Gabigol deu um pique no início do aquecimento e foi de um lado a outro do Maracanã pedindo apoio. Teve resposta imediata da torcida do Flamengo, que entrou no clima da virada desde que começou a entrar no estádio. David Luiz veio em seguida e mostrou que o grupo parecia estar contagiado por um novo espírito. As vaias direcionadas para o técnico Paulo Sousa na escalação do time no telão pareciam um recado de que os rubro-negros estariam com o time os 90 minutos para reverter a situação diante do Fluminense. Eles estiveram, é verdade. Mas a equipe sucumbiu à própria soberba.

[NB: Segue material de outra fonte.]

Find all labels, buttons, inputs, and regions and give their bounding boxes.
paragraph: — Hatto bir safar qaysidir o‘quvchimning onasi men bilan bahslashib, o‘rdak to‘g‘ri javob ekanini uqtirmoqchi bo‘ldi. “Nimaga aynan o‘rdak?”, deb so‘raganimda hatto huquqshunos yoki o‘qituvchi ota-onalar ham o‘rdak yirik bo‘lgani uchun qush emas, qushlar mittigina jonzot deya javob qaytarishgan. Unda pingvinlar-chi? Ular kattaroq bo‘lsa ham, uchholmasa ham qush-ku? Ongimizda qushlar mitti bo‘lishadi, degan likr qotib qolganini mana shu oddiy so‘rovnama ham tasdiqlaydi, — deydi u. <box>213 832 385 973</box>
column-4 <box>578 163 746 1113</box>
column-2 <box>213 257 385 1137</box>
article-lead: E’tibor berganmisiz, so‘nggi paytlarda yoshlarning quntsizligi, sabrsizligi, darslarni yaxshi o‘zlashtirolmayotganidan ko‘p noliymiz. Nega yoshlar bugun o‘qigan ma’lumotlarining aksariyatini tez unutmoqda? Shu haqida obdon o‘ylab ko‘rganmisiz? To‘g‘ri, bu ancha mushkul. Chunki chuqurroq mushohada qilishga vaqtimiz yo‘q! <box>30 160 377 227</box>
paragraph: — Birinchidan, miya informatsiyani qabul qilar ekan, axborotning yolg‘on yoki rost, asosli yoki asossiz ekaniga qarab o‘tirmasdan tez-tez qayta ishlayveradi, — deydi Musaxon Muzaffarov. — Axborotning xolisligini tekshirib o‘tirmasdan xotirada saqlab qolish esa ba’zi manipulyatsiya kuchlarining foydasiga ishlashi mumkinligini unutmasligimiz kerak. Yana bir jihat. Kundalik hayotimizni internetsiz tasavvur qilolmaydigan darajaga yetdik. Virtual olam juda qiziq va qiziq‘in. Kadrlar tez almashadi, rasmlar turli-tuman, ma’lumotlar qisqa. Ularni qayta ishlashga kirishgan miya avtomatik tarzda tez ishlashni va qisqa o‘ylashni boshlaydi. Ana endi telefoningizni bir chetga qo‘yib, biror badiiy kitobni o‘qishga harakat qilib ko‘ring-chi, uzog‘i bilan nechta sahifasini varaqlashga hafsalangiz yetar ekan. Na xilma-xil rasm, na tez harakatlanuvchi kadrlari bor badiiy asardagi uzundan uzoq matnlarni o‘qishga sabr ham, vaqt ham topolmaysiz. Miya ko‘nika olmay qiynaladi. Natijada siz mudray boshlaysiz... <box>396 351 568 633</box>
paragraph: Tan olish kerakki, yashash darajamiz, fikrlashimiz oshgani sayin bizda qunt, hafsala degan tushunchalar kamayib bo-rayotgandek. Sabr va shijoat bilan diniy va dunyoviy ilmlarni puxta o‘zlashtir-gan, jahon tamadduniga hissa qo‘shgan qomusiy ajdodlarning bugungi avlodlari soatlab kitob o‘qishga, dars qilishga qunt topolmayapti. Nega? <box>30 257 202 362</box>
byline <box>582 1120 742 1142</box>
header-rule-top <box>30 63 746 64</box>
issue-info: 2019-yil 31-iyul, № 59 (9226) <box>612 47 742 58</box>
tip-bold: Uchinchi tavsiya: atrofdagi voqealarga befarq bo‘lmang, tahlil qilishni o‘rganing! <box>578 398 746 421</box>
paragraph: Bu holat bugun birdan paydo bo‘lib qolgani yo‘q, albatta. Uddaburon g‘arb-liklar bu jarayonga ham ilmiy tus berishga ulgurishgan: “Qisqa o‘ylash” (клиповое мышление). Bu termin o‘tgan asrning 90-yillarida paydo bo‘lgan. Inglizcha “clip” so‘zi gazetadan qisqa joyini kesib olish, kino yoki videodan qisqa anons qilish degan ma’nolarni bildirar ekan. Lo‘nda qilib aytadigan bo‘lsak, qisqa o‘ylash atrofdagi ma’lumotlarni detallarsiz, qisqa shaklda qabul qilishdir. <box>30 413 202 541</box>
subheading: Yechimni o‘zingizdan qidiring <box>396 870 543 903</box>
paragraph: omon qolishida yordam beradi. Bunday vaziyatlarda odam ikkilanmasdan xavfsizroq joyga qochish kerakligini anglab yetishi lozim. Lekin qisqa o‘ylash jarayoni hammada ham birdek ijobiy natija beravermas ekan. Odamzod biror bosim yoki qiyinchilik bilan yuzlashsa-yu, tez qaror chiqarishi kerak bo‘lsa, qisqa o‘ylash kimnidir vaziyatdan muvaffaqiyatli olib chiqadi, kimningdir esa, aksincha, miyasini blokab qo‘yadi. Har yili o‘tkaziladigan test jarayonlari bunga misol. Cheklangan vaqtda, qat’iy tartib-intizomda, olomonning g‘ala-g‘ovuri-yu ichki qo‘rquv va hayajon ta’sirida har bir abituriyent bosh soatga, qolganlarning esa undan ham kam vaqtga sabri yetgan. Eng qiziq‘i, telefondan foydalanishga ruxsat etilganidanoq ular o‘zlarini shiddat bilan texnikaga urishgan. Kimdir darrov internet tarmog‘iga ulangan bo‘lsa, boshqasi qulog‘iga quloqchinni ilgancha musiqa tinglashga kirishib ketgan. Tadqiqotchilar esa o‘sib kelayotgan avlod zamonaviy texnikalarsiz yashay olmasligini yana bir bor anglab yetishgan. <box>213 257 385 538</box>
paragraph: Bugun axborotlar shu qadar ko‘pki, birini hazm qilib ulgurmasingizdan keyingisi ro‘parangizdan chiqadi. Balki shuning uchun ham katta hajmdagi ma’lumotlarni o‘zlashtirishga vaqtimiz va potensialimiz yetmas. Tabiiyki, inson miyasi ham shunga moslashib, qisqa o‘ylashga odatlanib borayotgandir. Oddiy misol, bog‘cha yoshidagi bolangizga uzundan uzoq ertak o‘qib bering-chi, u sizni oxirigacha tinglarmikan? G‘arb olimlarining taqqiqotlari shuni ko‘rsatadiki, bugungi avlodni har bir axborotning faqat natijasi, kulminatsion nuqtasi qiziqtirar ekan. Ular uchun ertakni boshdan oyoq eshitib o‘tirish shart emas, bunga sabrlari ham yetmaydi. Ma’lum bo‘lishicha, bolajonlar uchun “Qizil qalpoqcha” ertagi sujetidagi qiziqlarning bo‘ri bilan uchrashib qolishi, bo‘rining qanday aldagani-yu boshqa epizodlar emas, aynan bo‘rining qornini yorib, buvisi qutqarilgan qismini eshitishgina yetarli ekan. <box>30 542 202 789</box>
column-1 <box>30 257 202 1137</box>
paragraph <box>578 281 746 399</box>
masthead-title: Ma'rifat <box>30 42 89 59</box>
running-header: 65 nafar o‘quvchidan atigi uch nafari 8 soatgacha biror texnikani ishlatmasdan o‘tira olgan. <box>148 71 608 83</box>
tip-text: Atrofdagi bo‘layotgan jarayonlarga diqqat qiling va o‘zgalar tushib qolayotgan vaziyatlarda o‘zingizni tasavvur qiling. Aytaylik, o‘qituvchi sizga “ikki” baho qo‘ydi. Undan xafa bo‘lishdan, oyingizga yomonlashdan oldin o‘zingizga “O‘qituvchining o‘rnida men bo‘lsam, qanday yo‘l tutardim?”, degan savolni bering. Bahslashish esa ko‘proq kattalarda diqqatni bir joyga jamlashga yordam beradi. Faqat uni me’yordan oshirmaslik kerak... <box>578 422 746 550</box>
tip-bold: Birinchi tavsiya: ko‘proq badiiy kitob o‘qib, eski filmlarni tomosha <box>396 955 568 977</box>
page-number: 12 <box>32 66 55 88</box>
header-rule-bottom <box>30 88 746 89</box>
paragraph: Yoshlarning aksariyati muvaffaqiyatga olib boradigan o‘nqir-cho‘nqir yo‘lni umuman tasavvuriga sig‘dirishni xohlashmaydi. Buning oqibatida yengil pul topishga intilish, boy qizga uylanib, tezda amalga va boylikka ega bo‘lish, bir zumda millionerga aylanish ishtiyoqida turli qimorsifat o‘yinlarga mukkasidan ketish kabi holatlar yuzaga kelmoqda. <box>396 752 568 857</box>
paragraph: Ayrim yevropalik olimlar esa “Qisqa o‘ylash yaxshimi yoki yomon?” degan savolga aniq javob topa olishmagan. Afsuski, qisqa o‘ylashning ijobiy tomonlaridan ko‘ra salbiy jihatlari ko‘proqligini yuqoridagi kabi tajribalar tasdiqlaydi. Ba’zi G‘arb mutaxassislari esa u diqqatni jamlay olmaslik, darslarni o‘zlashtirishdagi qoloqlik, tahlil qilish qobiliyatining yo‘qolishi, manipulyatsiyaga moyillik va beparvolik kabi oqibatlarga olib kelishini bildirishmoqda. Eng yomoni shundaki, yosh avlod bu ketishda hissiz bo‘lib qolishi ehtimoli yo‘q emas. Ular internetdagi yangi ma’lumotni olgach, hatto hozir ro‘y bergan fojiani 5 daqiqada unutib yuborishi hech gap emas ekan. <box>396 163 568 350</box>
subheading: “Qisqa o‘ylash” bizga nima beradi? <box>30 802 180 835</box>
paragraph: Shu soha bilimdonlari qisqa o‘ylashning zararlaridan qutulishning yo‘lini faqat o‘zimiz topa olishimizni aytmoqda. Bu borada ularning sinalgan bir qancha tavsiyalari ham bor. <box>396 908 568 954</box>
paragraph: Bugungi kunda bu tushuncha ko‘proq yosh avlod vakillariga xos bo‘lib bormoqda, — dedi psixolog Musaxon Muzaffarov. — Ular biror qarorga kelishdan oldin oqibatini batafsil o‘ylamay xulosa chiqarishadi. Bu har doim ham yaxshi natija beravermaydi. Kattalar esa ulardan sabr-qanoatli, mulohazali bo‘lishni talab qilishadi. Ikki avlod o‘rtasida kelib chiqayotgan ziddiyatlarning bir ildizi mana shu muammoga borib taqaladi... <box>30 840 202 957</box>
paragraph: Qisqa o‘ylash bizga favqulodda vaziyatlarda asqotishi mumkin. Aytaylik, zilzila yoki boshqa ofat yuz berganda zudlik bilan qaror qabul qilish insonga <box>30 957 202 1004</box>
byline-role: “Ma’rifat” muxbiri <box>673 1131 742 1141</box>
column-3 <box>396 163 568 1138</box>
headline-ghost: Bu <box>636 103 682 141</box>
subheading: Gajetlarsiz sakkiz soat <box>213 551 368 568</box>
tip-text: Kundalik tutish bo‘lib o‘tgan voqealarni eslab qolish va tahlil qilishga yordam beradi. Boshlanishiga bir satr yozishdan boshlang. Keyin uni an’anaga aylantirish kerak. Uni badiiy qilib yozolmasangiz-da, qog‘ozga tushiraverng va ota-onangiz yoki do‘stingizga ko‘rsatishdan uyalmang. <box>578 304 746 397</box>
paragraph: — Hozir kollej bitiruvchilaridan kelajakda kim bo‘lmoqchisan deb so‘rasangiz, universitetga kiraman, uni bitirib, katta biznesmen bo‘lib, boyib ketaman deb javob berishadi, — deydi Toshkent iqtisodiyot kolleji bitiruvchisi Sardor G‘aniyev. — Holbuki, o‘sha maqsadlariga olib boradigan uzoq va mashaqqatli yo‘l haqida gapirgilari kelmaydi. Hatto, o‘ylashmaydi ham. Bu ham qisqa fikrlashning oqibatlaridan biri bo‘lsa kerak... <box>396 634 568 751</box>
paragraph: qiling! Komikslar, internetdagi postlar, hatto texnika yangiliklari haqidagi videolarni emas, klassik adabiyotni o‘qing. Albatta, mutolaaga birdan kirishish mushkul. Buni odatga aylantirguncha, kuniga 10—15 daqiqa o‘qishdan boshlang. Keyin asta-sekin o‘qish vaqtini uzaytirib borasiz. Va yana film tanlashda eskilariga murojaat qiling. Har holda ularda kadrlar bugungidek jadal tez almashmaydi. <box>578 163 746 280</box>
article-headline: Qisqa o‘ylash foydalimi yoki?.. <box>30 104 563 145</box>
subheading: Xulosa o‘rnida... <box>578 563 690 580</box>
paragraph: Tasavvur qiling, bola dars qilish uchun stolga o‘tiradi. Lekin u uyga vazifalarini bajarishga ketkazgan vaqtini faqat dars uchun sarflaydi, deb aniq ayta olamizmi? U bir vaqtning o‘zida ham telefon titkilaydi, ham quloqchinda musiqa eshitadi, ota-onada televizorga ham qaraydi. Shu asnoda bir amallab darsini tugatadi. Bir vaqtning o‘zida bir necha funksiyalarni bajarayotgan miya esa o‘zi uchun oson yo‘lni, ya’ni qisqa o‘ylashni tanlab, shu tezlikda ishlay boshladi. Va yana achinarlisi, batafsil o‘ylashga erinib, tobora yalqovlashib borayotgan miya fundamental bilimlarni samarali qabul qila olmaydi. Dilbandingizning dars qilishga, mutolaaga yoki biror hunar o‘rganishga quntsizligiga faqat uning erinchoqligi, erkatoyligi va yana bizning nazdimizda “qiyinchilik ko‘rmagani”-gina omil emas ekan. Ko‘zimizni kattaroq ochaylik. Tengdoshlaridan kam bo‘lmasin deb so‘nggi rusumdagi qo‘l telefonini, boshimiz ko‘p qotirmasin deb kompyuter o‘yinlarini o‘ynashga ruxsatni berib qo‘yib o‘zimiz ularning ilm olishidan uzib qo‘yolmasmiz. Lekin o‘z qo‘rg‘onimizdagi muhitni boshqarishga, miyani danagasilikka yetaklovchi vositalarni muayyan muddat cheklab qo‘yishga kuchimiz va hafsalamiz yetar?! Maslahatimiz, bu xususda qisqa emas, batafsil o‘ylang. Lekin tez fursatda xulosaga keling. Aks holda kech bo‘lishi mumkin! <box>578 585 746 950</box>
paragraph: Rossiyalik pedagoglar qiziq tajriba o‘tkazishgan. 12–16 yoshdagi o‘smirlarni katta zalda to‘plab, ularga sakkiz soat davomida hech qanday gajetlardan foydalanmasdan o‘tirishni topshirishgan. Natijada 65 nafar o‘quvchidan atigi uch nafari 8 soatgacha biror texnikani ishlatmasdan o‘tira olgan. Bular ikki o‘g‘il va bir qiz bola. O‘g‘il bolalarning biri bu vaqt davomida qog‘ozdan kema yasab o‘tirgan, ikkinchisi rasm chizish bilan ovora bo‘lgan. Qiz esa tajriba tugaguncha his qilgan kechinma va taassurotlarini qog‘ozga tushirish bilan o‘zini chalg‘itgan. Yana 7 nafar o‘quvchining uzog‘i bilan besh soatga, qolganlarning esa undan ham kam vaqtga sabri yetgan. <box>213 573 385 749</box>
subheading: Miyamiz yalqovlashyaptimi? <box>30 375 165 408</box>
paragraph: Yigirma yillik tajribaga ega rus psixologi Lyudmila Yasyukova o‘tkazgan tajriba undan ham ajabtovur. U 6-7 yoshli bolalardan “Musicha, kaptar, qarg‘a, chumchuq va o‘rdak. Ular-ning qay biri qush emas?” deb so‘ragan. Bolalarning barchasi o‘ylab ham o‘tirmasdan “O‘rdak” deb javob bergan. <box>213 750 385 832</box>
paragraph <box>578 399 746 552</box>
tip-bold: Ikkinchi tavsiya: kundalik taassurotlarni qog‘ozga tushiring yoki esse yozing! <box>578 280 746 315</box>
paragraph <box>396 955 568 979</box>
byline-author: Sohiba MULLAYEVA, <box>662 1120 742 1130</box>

Quem viu o que o Fluminense fez com o Flamengo ao longo de 180 minutos se questiona se o título inapelável é mais por mérito tricolor ou por descompromisso da equipe rubro-negra em relação às ideias que o treinador tenta implementar. Desmobilizado, sem intensidade, desobediente taticamente. E também sem o mesmo talento, que veio em lampejo na jogada de Arrascaeta para o gol de Gabigol. Minutos depois, o camisa nove, ídolo da Nação, que sustenta a fama pelos dois gols na final da Libertadores de três anos atrás, estava discutindo e gesticulando com o técnico Paulo Sousa. O motivo: andava em campo e não obebecia à ordem de fechar o meio-campo.
O comportamento não foi exatamente novidade para Gabigol. E nem é um caso isolado. Talvez por isso a reformulação pretendida no elenco seja muito complicada. Bruno Henrique também ignorou as ordens do Míster para fechar o lado esquerdo. Irreconhecível do ponto de vista técnico, parecia também querer passar um recado de que no Flamengo quem dita os rumos são os principais jogadores.
A verdade é que, na bola, o Fluminense foi melhor. Controlou o jogo, colocou o Flamengo por vezes na roda. Tudo isso devido não apenas ao talento, mas sobretudo por ser fiel a ideia de Abel Braga. Uma equipe aguerrida, mas que sabia o que fazer. Tocava a bola em transição, se movimentava diante de uma defesa perdida, e a pressionava de maneira inteligente. Assim, restou ao Flamengo um jogo direto. Protagonizado por David Luiz e seus incontáveis lançamentos. Hugo também esticava demais o jogo, orientação do treinador, para que o ataque conseguisse em poucos toques surpreender. Não funcionou na maioria das vezes.
Com alas sem profundidade, tanto Rodinei como Filipe Luís sofreram muito defensivamente. No gol do Fluminense, o lateral direito leva uma bola nas costas, e Filipe não consegue fechar por dentro para acompanhar Cano. No lance do pênalti, que Hugo defendeu, Filipe coloca a mão na bola. Ele talvez seja, do alto de seus 36 anos, quem sofra mais com a desorganização do Flamengo. Não apenas por não conseguiu acompanhar fisicamente, já que tenta cumprir as funções táticas. Mas também por ter que se desdobrar por outros que nem tentam. Este papel também é desempenhado por João Gomes, uma fagulha de dedicação do time atual, mas sozinho e perdido sem a ajuda dos colegas.
E aí é que está o ponto. A tal falta de química apontada não melhora com a troca de peças. Cada jogador que entra acaba com incumbência em relação a qual não está habituado. Em dado momento, Paulo Sousa tinha Bruno Henrique de ala, Ribeiro como segundo homem, Arrascaeta por trás do ataque, e na frente Gabi e Pedro. A dupla já cansou de dar sinais que não tem a sintonia desejada para essa formação. Já sem ter o que fazer, Paulo Sousa liberou David Luiz para virar ponta esquerda no fim. No desespero, o Flamengo virou um time que levantaba bolas na área a esmo, sem qualquer organização.
Nesta terça-feira, o time estreia na Libertadores em meio a um processo de reformulação gradual promovido pela nova comissão técnica, que depois de dois meses vê o trabalho andar para trás. O tempo promete ser escasso para que as novas ideias ganhem corpo a ponto de gerarem uma evolução, ainda mais que os adversários agora serão mais difíceis. Paulo Sousa precisará decidir se insiste no processo, e o Flamengo se vai lhe dar respaldo. Ou se todas as forças entraram em cena para mais uma vez romper um trabalho pelo caminho e levar o elenco a um estilo de jogo mais confortável, dos idos de 2019.
Foi assim com Domènec Torrent e com Rogério Ceni. Ano passado, o trabalho de Renato Gaúcho se baseou em deixar os jogadores do Flamengo confortáveis para desempenhar as funções que mais gostavam. Em dado momento, o time também caiu de produção. Ou seja, entra técnico e sai técnico, desde Jorge Jesus, e o Flamengo não consegue mais ter uma identidade consolidada.